# Best ISOM under $200



## MiamiE (Mar 5, 2005)

What do you think they best ISOM under $200 for the box is? Personally i like the H. Upmann Coronas Major...:u


----------



## teeznutz (Jan 17, 2006)

I'd say PSD4s or P Shorts........Always keeping me smiling...


----------



## SeanGAR (Jul 9, 2004)

I like Mag46 ... or for a few bucks over $200, Upmann No. 2.


----------



## MiamiE (Mar 5, 2005)

Im actually thinking about scooping up a box of them Mag 46's. Never had them though. Your samplers are the best though Sean!


----------



## teeznutz (Jan 17, 2006)

Mag 46s......Yum! You'll get urs in the box pass Erick!!


----------



## ToddziLLa (Oct 17, 2005)

Hmm...lots of choices. I'm going to have to go with RASS here!


----------



## Altaslim (Feb 14, 2006)

Right now it's RASS for me. Close 2nd is VR Famosas.


----------



## APFPilot1985 (Mar 16, 2006)

what about boli cornonas? How do you guys feel about them? Any years to avoid??


----------



## Herfzilla (Aug 9, 2004)

Boli Coronas are nice, earthy sticks!


----------



## The Master (Dec 26, 2004)

For under 200 the 99 Sancho Panza belis are awesome, as are the Molinos from 98.

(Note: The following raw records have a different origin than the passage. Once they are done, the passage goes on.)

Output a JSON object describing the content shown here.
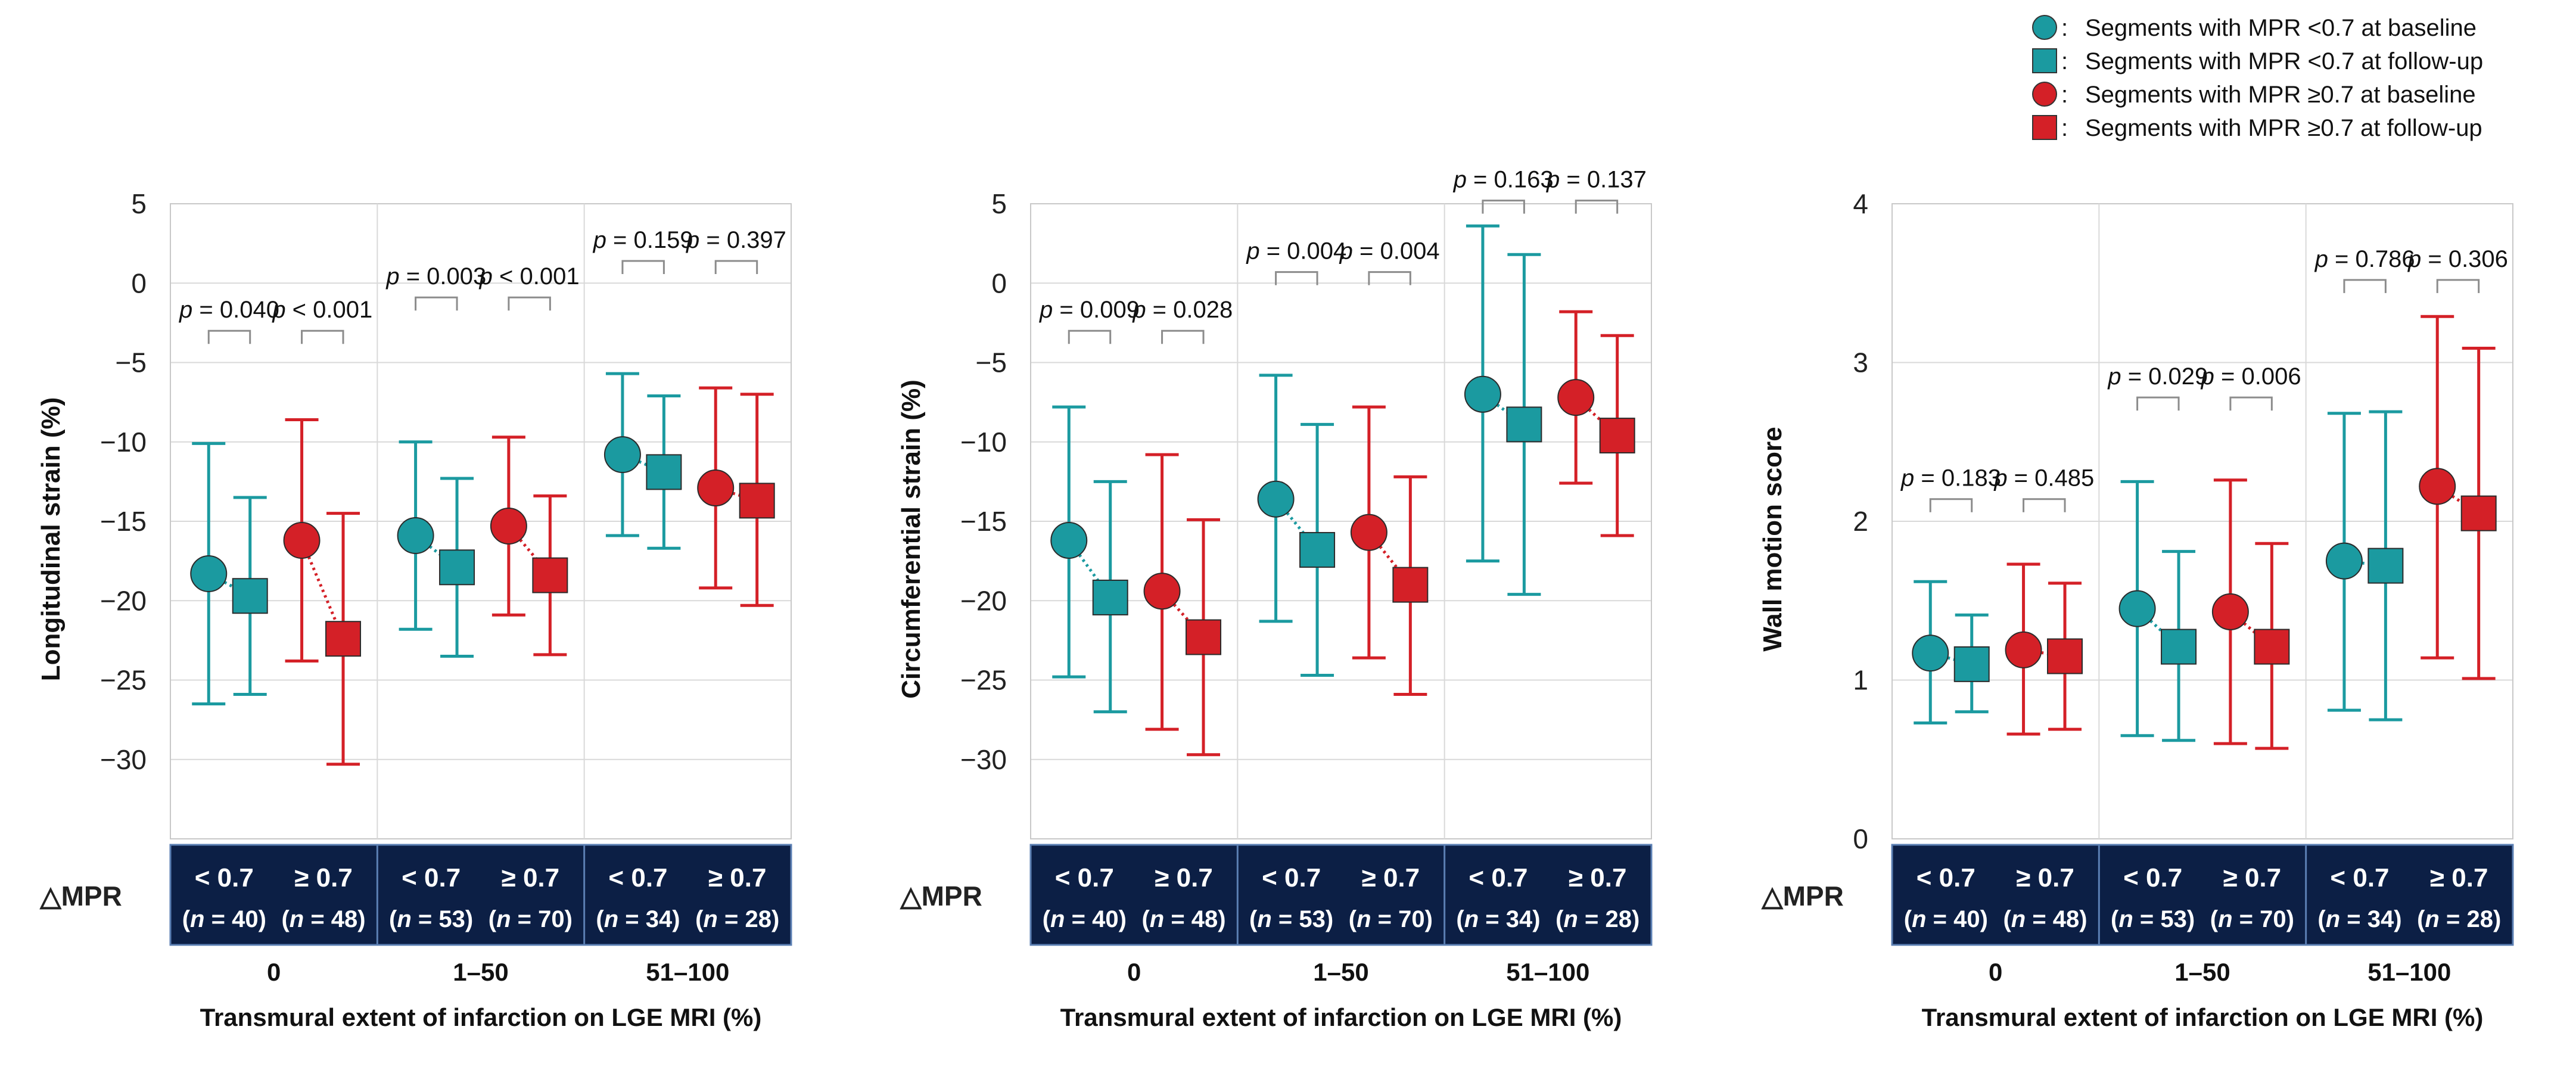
{
  "colors": {
    "teal": "#1b9aa0",
    "red": "#d42027",
    "box": "#0c1f45",
    "grid": "#d9d9d9"
  },
  "legend": [
    {
      "symbol": "circle",
      "color": "#1b9aa0",
      "label": "Segments with MPR <0.7 at baseline"
    },
    {
      "symbol": "square",
      "color": "#1b9aa0",
      "label": "Segments with MPR <0.7 at follow-up"
    },
    {
      "symbol": "circle",
      "color": "#d42027",
      "label": "Segments with MPR ≥0.7 at baseline"
    },
    {
      "symbol": "square",
      "color": "#d42027",
      "label": "Segments with MPR ≥0.7 at follow-up"
    }
  ],
  "mpr_row_label": "△MPR",
  "box_groups": [
    {
      "label": "0",
      "cells": [
        {
          "top": "< 0.7",
          "bottom": "(n = 40)"
        },
        {
          "top": "≥ 0.7",
          "bottom": "(n = 48)"
        }
      ]
    },
    {
      "label": "1–50",
      "cells": [
        {
          "top": "< 0.7",
          "bottom": "(n = 53)"
        },
        {
          "top": "≥ 0.7",
          "bottom": "(n = 70)"
        }
      ]
    },
    {
      "label": "51–100",
      "cells": [
        {
          "top": "< 0.7",
          "bottom": "(n = 34)"
        },
        {
          "top": "≥ 0.7",
          "bottom": "(n = 28)"
        }
      ]
    }
  ],
  "chart_data": [
    {
      "type": "scatter",
      "title": "",
      "ylabel": "Longitudinal strain (%)",
      "xlabel": "Transmural extent of infarction on LGE MRI (%)",
      "ylim": [
        -35,
        5
      ],
      "yticks": [
        5,
        0,
        -5,
        -10,
        -15,
        -20,
        -25,
        -30
      ],
      "groups": [
        "0",
        "1–50",
        "51–100"
      ],
      "series": [
        {
          "name": "Segments with MPR <0.7 at baseline",
          "marker": "circle",
          "color": "#1b9aa0",
          "mean": [
            -18.3,
            -15.9,
            -10.8
          ],
          "upper": [
            -10.1,
            -10.0,
            -5.7
          ],
          "lower": [
            -26.5,
            -21.8,
            -15.9
          ]
        },
        {
          "name": "Segments with MPR <0.7 at follow-up",
          "marker": "square",
          "color": "#1b9aa0",
          "mean": [
            -19.7,
            -17.9,
            -11.9
          ],
          "upper": [
            -13.5,
            -12.3,
            -7.1
          ],
          "lower": [
            -25.9,
            -23.5,
            -16.7
          ]
        },
        {
          "name": "Segments with MPR ≥0.7 at baseline",
          "marker": "circle",
          "color": "#d42027",
          "mean": [
            -16.2,
            -15.3,
            -12.9
          ],
          "upper": [
            -8.6,
            -9.7,
            -6.6
          ],
          "lower": [
            -23.8,
            -20.9,
            -19.2
          ]
        },
        {
          "name": "Segments with MPR ≥0.7 at follow-up",
          "marker": "square",
          "color": "#d42027",
          "mean": [
            -22.4,
            -18.4,
            -13.7
          ],
          "upper": [
            -14.5,
            -13.4,
            -7.0
          ],
          "lower": [
            -30.3,
            -23.4,
            -20.3
          ]
        }
      ],
      "p_values": [
        {
          "text": "p = 0.040",
          "group": 0,
          "pair": 0,
          "y": -3.0
        },
        {
          "text": "p < 0.001",
          "group": 0,
          "pair": 1,
          "y": -3.0
        },
        {
          "text": "p = 0.003",
          "group": 1,
          "pair": 0,
          "y": -0.9
        },
        {
          "text": "p < 0.001",
          "group": 1,
          "pair": 1,
          "y": -0.9
        },
        {
          "text": "p = 0.159",
          "group": 2,
          "pair": 0,
          "y": 1.4
        },
        {
          "text": "p = 0.397",
          "group": 2,
          "pair": 1,
          "y": 1.4
        }
      ]
    },
    {
      "type": "scatter",
      "title": "",
      "ylabel": "Circumferential strain (%)",
      "xlabel": "Transmural extent of infarction on LGE MRI (%)",
      "ylim": [
        -35,
        5
      ],
      "yticks": [
        5,
        0,
        -5,
        -10,
        -15,
        -20,
        -25,
        -30
      ],
      "groups": [
        "0",
        "1–50",
        "51–100"
      ],
      "series": [
        {
          "name": "Segments with MPR <0.7 at baseline",
          "marker": "circle",
          "color": "#1b9aa0",
          "mean": [
            -16.2,
            -13.6,
            -7.0
          ],
          "upper": [
            -7.8,
            -5.8,
            3.6
          ],
          "lower": [
            -24.8,
            -21.3,
            -17.5
          ]
        },
        {
          "name": "Segments with MPR <0.7 at follow-up",
          "marker": "square",
          "color": "#1b9aa0",
          "mean": [
            -19.8,
            -16.8,
            -8.9
          ],
          "upper": [
            -12.5,
            -8.9,
            1.8
          ],
          "lower": [
            -27.0,
            -24.7,
            -19.6
          ]
        },
        {
          "name": "Segments with MPR ≥0.7 at baseline",
          "marker": "circle",
          "color": "#d42027",
          "mean": [
            -19.4,
            -15.7,
            -7.2
          ],
          "upper": [
            -10.8,
            -7.8,
            -1.8
          ],
          "lower": [
            -28.1,
            -23.6,
            -12.6
          ]
        },
        {
          "name": "Segments with MPR ≥0.7 at follow-up",
          "marker": "square",
          "color": "#d42027",
          "mean": [
            -22.3,
            -19.0,
            -9.6
          ],
          "upper": [
            -14.9,
            -12.2,
            -3.3
          ],
          "lower": [
            -29.7,
            -25.9,
            -15.9
          ]
        }
      ],
      "p_values": [
        {
          "text": "p = 0.009",
          "group": 0,
          "pair": 0,
          "y": -3.0
        },
        {
          "text": "p = 0.028",
          "group": 0,
          "pair": 1,
          "y": -3.0
        },
        {
          "text": "p = 0.004",
          "group": 1,
          "pair": 0,
          "y": 0.7
        },
        {
          "text": "p = 0.004",
          "group": 1,
          "pair": 1,
          "y": 0.7
        },
        {
          "text": "p = 0.163",
          "group": 2,
          "pair": 0,
          "y": 5.2
        },
        {
          "text": "p = 0.137",
          "group": 2,
          "pair": 1,
          "y": 5.2
        }
      ]
    },
    {
      "type": "scatter",
      "title": "",
      "ylabel": "Wall motion score",
      "xlabel": "Transmural extent of infarction on LGE MRI (%)",
      "ylim": [
        0,
        4
      ],
      "yticks": [
        4,
        3,
        2,
        1,
        0
      ],
      "groups": [
        "0",
        "1–50",
        "51–100"
      ],
      "series": [
        {
          "name": "Segments with MPR <0.7 at baseline",
          "marker": "circle",
          "color": "#1b9aa0",
          "mean": [
            1.17,
            1.45,
            1.75
          ],
          "upper": [
            1.62,
            2.25,
            2.68
          ],
          "lower": [
            0.73,
            0.65,
            0.81
          ]
        },
        {
          "name": "Segments with MPR <0.7 at follow-up",
          "marker": "square",
          "color": "#1b9aa0",
          "mean": [
            1.1,
            1.21,
            1.72
          ],
          "upper": [
            1.41,
            1.81,
            2.69
          ],
          "lower": [
            0.8,
            0.62,
            0.75
          ]
        },
        {
          "name": "Segments with MPR ≥0.7 at baseline",
          "marker": "circle",
          "color": "#d42027",
          "mean": [
            1.19,
            1.43,
            2.22
          ],
          "upper": [
            1.73,
            2.26,
            3.29
          ],
          "lower": [
            0.66,
            0.6,
            1.14
          ]
        },
        {
          "name": "Segments with MPR ≥0.7 at follow-up",
          "marker": "square",
          "color": "#d42027",
          "mean": [
            1.15,
            1.21,
            2.05
          ],
          "upper": [
            1.61,
            1.86,
            3.09
          ],
          "lower": [
            0.69,
            0.57,
            1.01
          ]
        }
      ],
      "p_values": [
        {
          "text": "p = 0.183",
          "group": 0,
          "pair": 0,
          "y": 2.14
        },
        {
          "text": "p = 0.485",
          "group": 0,
          "pair": 1,
          "y": 2.14
        },
        {
          "text": "p = 0.029",
          "group": 1,
          "pair": 0,
          "y": 2.78
        },
        {
          "text": "p = 0.006",
          "group": 1,
          "pair": 1,
          "y": 2.78
        },
        {
          "text": "p = 0.786",
          "group": 2,
          "pair": 0,
          "y": 3.52
        },
        {
          "text": "p = 0.306",
          "group": 2,
          "pair": 1,
          "y": 3.52
        }
      ]
    }
  ]
}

For a little more than 200 The Upmann 2's and Monarchs from 01 are superb.


----------



## CrazyFool (Oct 2, 2005)

cant beat the Fonseca Cosacos for 130 but my best 200 dollar box would be.... Monte 2 or ERDM Choix :2


----------



## mosesbotbol (Sep 21, 2005)

5 Pack of Monte A's, Partagas Presidentes, two 10 boxes of Partagas 898's... Juan Lopez. Sancho Panza Belicosos.


----------



## TimL (Mar 21, 2006)

Trinidad Coloniales, great off the truck. I have some 04's sleeping for long term.


----------



## MiamiE (Mar 5, 2005)

How about them San Cristobal shorts?


----------



## KraZieMaN55 (Oct 2, 2005)

Mag 46 is my favorite for under $200.


----------



## Nestor Z. (Feb 1, 2006)

PSD4's & San Cristobal "El Morro"...

Yummy...

- Nestor


----------



## ATLHARP (May 3, 2005)

Best ISOM under $200:

I don't know about the best, but there are quite a few: PSD4's, Upmann Corona Majors, Mag 46's, VR Famosos, Party Shorts.........There are quite a few.

ATL


----------



## jgros001 (Jun 14, 2005)

Nestor Z. said:


> PSD4's & San Cristobal "El Morro"...
> 
> Yummy...
> 
> - Nestor


Not that I want an answer, but I do not know where you can get the SCdH El Morro for under $200.


----------



## Stogiefanatic182 (Oct 28, 2005)

MiamiE said:


> What do you think they best ISOM under $200 for the box is? Personally i like the H. Upmann Coronas Major...:u


I totally agree


----------



## dayplanner (Dec 11, 1997)

San Cristobal principe's.


----------



## mcgoospot (Jan 1, 2000)

RASS or JLo#2s in my book.


----------



## smokemifyagotem (Mar 12, 2003)

carbonbased_al said:


> San Cristobal principe's.


Agreed 100%! Bough a box about a month ago and smoked one last night. The flavors are just starting to open up and MAN are they good!


----------



## bmickey9 (Jan 1, 2006)

I'm with the Party Short/RASS group


----------



## siriusstoogie (Jan 1, 2006)

SLR serie A MAR03 --tasting good
SLR serie A ENE03 --tasting very good
SLR serie A 01 (gifted) excellent!


----------